Another frustration I had with Ableton Live was their weird latency behavior when recording hardware synths or drum computers.
The recordings are delayed when your input monitoring is set to IN or AUTO.
Why?
The reasoning is that when you play an instrument like a guitar or keyboard with software monitoring, you automatically compensate for this latency by playing slightly ahead of the beat.
However, when you’re just sending MIDI notes out of Ableton to your hardware synths or drum computers, then this doesn’t make sense at all.
The only solution was to add an additional track and set monitoring to OFF. In that case, Ableton would compensate for the latency and shift your recording so it ends up as expected.
This all changed with Ableton 12
With Ableton 12 we get a new feature called ‘keep latency‘. It’s a bit hidden but you can find it by activating track options in the mixer.
Turning off ‘keep latency’ means Ableton will compensate for the latency even when you’ve set monitoring to IN or AUTO. So you can listen to your recordings including plugins and it would all end up in sync!

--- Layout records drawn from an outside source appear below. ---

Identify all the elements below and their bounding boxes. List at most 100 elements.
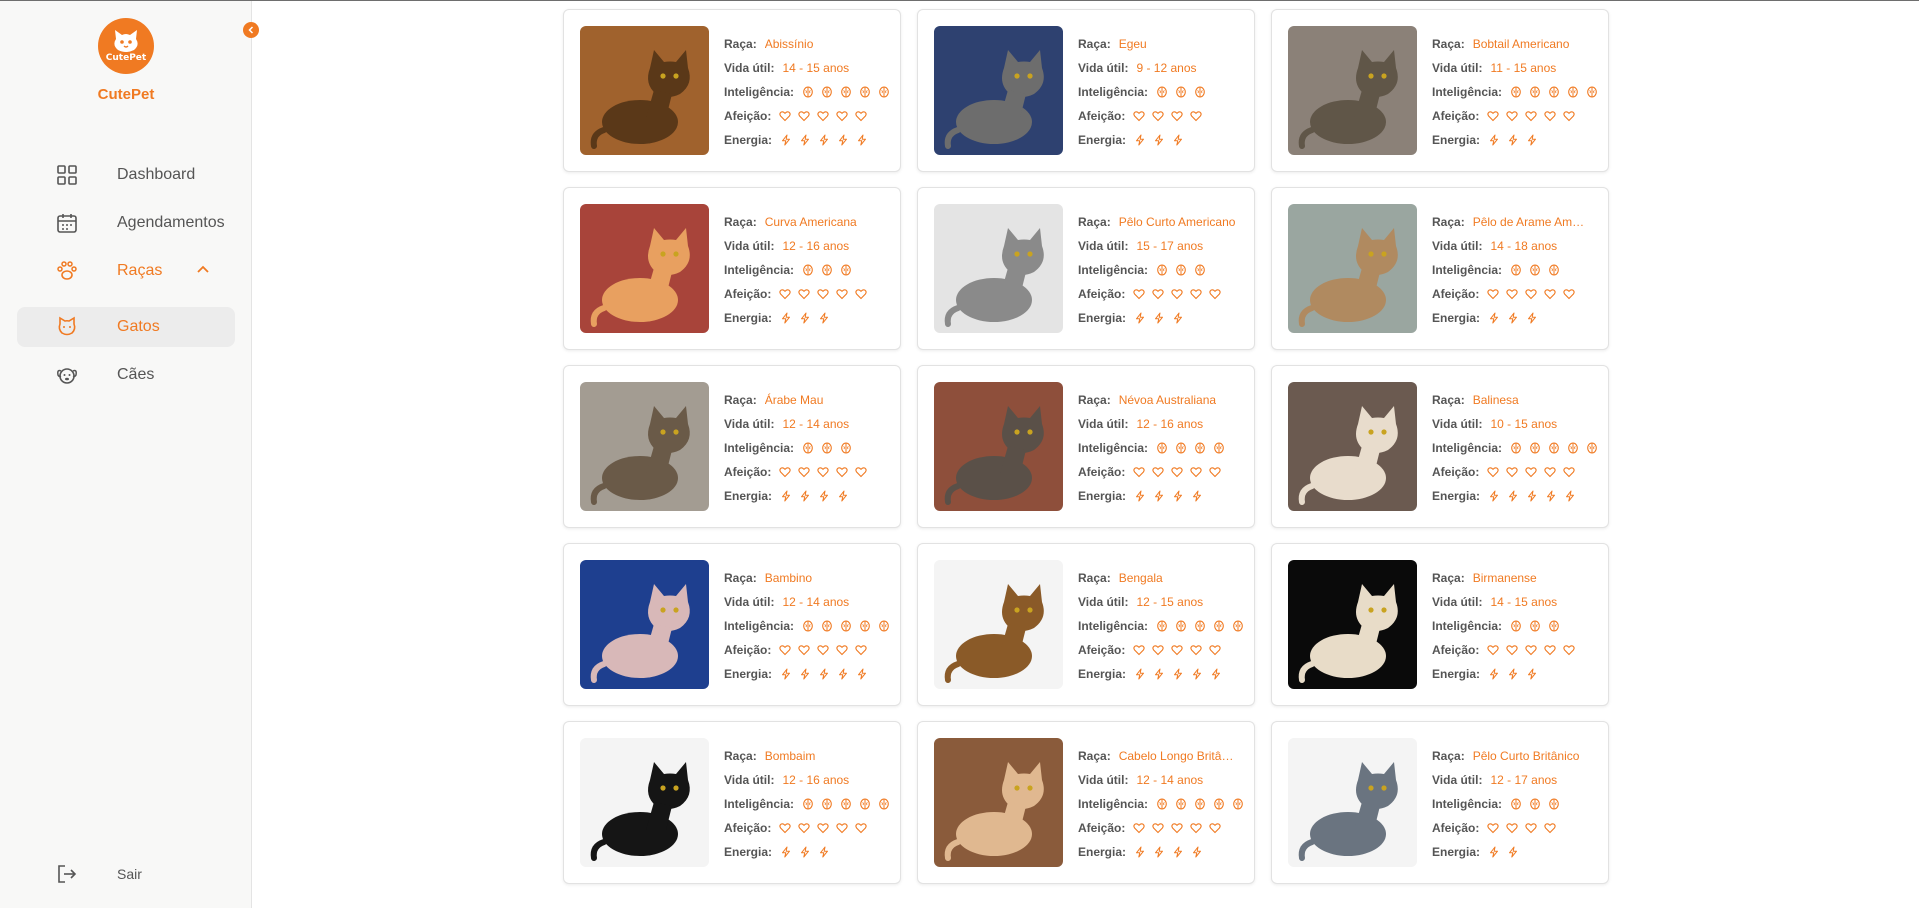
intelligence-rating [802,798,897,810]
breed-card[interactable]: Raça: Curva Americana Vida útil: 12 - 16 an… [563,187,901,350]
logout-button[interactable]: Sair [17,854,235,894]
breed-card[interactable]: Raça: Birmanense Vida útil: 14 - 15 anos Int… [1271,543,1609,706]
breed-card[interactable]: Raça: Cabelo Longo Britânico Vida útil: 12 … [917,721,1255,884]
sidebar-item-agendamentos[interactable]: Agendamentos [17,203,235,243]
breed-lifespan-row: Vida útil: 12 - 14 anos [724,590,900,614]
lightning-icon [1193,490,1202,502]
heart-icon [1525,111,1537,122]
affection-rating [779,288,874,300]
affection-rating-label: Afeição: [1078,465,1126,479]
lightning-icon [1193,668,1202,680]
cat-silhouette [934,560,1063,689]
breed-name-label: Raça: [724,215,757,229]
lightning-icon [1174,846,1183,858]
intelligence-rating-label: Inteligência: [724,85,795,99]
breed-lifespan-label: Vida útil: [1432,417,1483,431]
breed-lifespan-value: 11 - 15 anos [1490,61,1557,75]
intelligence-rating [1156,86,1213,98]
breed-card[interactable]: Raça: Pêlo Curto Britânico Vida útil: 12 - … [1271,721,1609,884]
breed-lifespan-row: Vida útil: 12 - 16 anos [1078,412,1254,436]
breed-name-value: Pêlo Curto Britânico [1472,749,1580,763]
breed-card[interactable]: Raça: Pêlo de Arame Americano Vida útil: 14… [1271,187,1609,350]
sidebar-item-dashboard[interactable]: Dashboard [17,155,235,195]
affection-rating-row: Afeição: [1432,104,1608,128]
heart-icon [1209,467,1221,478]
breed-name-value: Árabe Mau [764,393,824,407]
heart-icon [798,289,810,300]
heart-icon [1133,645,1145,656]
lightning-icon [1490,668,1499,680]
breed-card[interactable]: Raça: Bombaim Vida útil: 12 - 16 anos Inteli… [563,721,901,884]
logout-label: Sair [117,866,142,882]
intelligence-rating [1510,264,1567,276]
energy-rating-label: Energia: [1432,133,1481,147]
heart-icon [1544,467,1556,478]
lightning-icon [782,846,791,858]
brain-icon [1511,86,1521,98]
intelligence-rating-row: Inteligência: [1078,436,1254,460]
breed-info: Raça: Pêlo de Arame Americano Vida útil: 14… [1432,210,1608,330]
chevron-up-icon[interactable] [196,264,210,274]
breed-info: Raça: Bambino Vida útil: 12 - 14 anos Inteli… [724,566,900,686]
heart-icon [1190,289,1202,300]
intelligence-rating [1156,264,1213,276]
lightning-icon [820,846,829,858]
lightning-icon [1528,490,1537,502]
sidebar-item-caes[interactable]: Cães [17,355,235,395]
brain-icon [1157,264,1167,276]
lightning-icon [820,490,829,502]
heart-icon [1190,645,1202,656]
breed-card[interactable]: Raça: Árabe Mau Vida útil: 12 - 14 anos Inte… [563,365,901,528]
breed-info: Raça: Bobtail Americano Vida útil: 11 - 15 … [1432,32,1608,152]
heart-icon [1487,823,1499,834]
affection-rating [1133,288,1228,300]
affection-rating [1487,288,1582,300]
intelligence-rating-row: Inteligência: [724,436,900,460]
brain-icon [822,442,832,454]
intelligence-rating-row: Inteligência: [724,792,900,816]
breed-lifespan-row: Vida útil: 12 - 17 anos [1432,768,1608,792]
collapse-sidebar-button[interactable] [243,22,259,38]
breed-card[interactable]: Raça: Bengala Vida útil: 12 - 15 anos Inteli… [917,543,1255,706]
affection-rating-label: Afeição: [1078,109,1126,123]
breed-card[interactable]: Raça: Abissínio Vida útil: 14 - 15 anos Inte… [563,9,901,172]
breed-name-value: Egeu [1118,37,1147,51]
breed-photo [934,738,1063,867]
heart-icon [1487,645,1499,656]
breed-card[interactable]: Raça: Pêlo Curto Americano Vida útil: 15 - … [917,187,1255,350]
breed-card[interactable]: Raça: Névoa Australiana Vida útil: 12 - 16 … [917,365,1255,528]
affection-rating-row: Afeição: [1078,460,1254,484]
heart-icon [1563,111,1575,122]
lightning-icon [1490,846,1499,858]
breed-lifespan-value: 12 - 17 anos [1490,773,1558,787]
brain-icon [1549,798,1559,810]
breed-card[interactable]: Raça: Egeu Vida útil: 9 - 12 anos Inteligênc… [917,9,1255,172]
breed-card[interactable]: Raça: Bobtail Americano Vida útil: 11 - 15 … [1271,9,1609,172]
sidebar-item-gatos[interactable]: Gatos [17,307,235,347]
intelligence-rating [802,264,859,276]
breed-info: Raça: Árabe Mau Vida útil: 12 - 14 anos Inte… [724,388,900,508]
breed-lifespan-row: Vida útil: 9 - 12 anos [1078,56,1254,80]
sidebar-item-racas[interactable]: Raças [17,251,235,291]
breed-lifespan-row: Vida útil: 12 - 15 anos [1078,590,1254,614]
heart-icon [1133,111,1145,122]
breed-card[interactable]: Raça: Balinesa Vida útil: 10 - 15 anos Intel… [1271,365,1609,528]
brain-icon [1157,442,1167,454]
energy-rating-label: Energia: [724,667,773,681]
grid-icon [57,165,77,185]
breed-photo [580,738,709,867]
breed-name-value: Pêlo de Arame Americano [1472,215,1591,229]
cat-silhouette [1288,204,1417,333]
lightning-icon [1490,312,1499,324]
breed-lifespan-label: Vida útil: [724,773,775,787]
lightning-icon [1509,490,1518,502]
breed-name-label: Raça: [1078,571,1111,585]
cat-silhouette [580,738,709,867]
breed-name-row: Raça: Bambino [724,566,900,590]
breed-card[interactable]: Raça: Bambino Vida útil: 12 - 14 anos Inteli… [563,543,901,706]
affection-rating-label: Afeição: [1078,287,1126,301]
heart-icon [1506,289,1518,300]
window-top-border [0,0,1919,1]
breed-info: Raça: Cabelo Longo Britânico Vida útil: 12 … [1078,744,1254,864]
breed-lifespan-value: 12 - 14 anos [782,417,850,431]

Will this fix all MIDI latency issues?
Unfortunately, there’s still some manual tweaking to do, and this is always the case. MIDI in itself also has a latency. The more synths or drum computers you add to your MIDI chain, the more latency you’ll get. This is unavoidable.
That’s where the Track Delay comes into play. Adjusting the track delay to a negative value on your MIDI tracks means you can manually compensate for this hardware MIDI delay. This makes sure your tracks land exactly on the beat!
Driver Error compensation
In the video above I’ll also explain more about Driver Error Compensation. This is often misunderstood so it’s worth checking that one out.
Alright, let me know what you think about this new Ableton 12 feature. For me, these little improvements that aren’t really advertised make this upgrade completely worthwhile.